When people are forced into extreme situations, bravery must be measured in different ways. There was bravery of all kinds taking place in the concentration camps of World War II.
The courage it must take to see your 12 year old daughter on the other side of a chain link fence lined with razor wire must be incredible. It's the closest you can get to her, but the distance might as well be comparable to the moon's. You might never see her alive again, but would you want to miss the chance?
Or the desire to escape your prison so completely you come up with a whole new way to teach mathematics to children. You have no paper, no type writer, no calculator. The only technology you have access to is the few inches or so of grey matter inside your skull. Wetware.
A woman gathers up colored bits and pieces the Nazi guards might have thrown away and arranging them so she could show the children around her what flowers look like.
The gypsy who danced in the dark of the night, then collapsed because she was too weak to keep it going.

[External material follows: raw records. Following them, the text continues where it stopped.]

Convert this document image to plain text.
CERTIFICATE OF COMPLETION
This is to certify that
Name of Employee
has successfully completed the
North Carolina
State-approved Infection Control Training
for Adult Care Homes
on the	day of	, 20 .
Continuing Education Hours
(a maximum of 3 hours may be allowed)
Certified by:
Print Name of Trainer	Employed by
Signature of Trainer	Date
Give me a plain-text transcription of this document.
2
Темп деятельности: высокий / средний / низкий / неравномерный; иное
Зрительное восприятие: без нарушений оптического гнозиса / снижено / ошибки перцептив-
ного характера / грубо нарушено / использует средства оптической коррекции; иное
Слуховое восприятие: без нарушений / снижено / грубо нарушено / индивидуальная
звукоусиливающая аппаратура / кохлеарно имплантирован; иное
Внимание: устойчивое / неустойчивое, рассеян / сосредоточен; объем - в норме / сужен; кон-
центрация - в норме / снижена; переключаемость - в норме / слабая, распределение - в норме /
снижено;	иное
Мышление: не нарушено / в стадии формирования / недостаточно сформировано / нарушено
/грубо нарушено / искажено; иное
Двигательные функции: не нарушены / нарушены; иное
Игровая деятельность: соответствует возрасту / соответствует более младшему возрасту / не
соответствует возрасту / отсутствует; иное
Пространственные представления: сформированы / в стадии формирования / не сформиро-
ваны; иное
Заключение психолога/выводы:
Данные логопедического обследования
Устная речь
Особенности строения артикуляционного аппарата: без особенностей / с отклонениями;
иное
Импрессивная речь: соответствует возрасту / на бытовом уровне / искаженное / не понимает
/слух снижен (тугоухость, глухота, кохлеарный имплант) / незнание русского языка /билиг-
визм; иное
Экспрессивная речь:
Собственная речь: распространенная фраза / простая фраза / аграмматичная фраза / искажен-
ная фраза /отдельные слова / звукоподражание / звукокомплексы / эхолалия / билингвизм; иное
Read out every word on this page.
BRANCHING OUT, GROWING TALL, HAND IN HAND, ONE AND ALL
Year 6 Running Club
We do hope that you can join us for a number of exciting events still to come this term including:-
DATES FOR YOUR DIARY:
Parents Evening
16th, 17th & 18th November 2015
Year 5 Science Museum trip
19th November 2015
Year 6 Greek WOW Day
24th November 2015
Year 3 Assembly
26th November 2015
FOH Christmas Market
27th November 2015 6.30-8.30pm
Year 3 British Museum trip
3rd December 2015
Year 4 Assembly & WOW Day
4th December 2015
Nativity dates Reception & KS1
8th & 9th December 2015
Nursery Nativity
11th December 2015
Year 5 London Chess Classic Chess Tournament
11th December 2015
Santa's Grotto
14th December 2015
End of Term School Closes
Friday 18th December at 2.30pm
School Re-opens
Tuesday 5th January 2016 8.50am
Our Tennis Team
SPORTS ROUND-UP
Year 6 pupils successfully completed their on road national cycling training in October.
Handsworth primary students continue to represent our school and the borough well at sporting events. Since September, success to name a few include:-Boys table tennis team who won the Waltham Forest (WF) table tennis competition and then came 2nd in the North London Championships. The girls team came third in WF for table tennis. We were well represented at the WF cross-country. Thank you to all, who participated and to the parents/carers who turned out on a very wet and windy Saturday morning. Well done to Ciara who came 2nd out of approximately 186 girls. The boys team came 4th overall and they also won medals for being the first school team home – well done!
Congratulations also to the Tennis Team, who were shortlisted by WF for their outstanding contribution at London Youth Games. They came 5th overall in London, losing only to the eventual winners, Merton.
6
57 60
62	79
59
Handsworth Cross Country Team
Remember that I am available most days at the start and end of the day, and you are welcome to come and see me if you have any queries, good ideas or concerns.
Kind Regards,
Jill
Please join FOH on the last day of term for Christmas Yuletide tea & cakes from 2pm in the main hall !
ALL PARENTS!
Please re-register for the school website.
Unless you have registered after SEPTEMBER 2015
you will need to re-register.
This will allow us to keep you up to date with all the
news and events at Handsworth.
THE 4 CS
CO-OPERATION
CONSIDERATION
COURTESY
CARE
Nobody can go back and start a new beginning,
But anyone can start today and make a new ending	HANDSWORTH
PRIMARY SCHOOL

The 10 women who saved the fat clinging to the gruel they were fed. Then finding a Rabbi so they could light the candles of Chanukah. Fellowship. There is strength in numbers. Even small numbers
The American soldier who found the strength, both physical and emotional, to walk across the compound and steal a pot of broth for the starving inmates in his unheated barracks and the frigid cold of winter.
And the Nazi guard who "didn't see" the desperate act of said soldier.
They were all humans determined to keep hold of their humanity in spite of the fact this radical regime insisted on treating them like contaminated animals who deserved nothing better than to be put to death. Or worse, to be experimented on like rats in a laboratory.
Today is Yom Hashoah.
3 comments:
Simple but powerful. You are an amazing writer!
You have the right idea lil'one, but there is more to see. John
Of course there's more to it. 12 million people died. Even more were affected.
If you're going to say something, say it. Don't just tip toe around it like some shaman trying to control the population.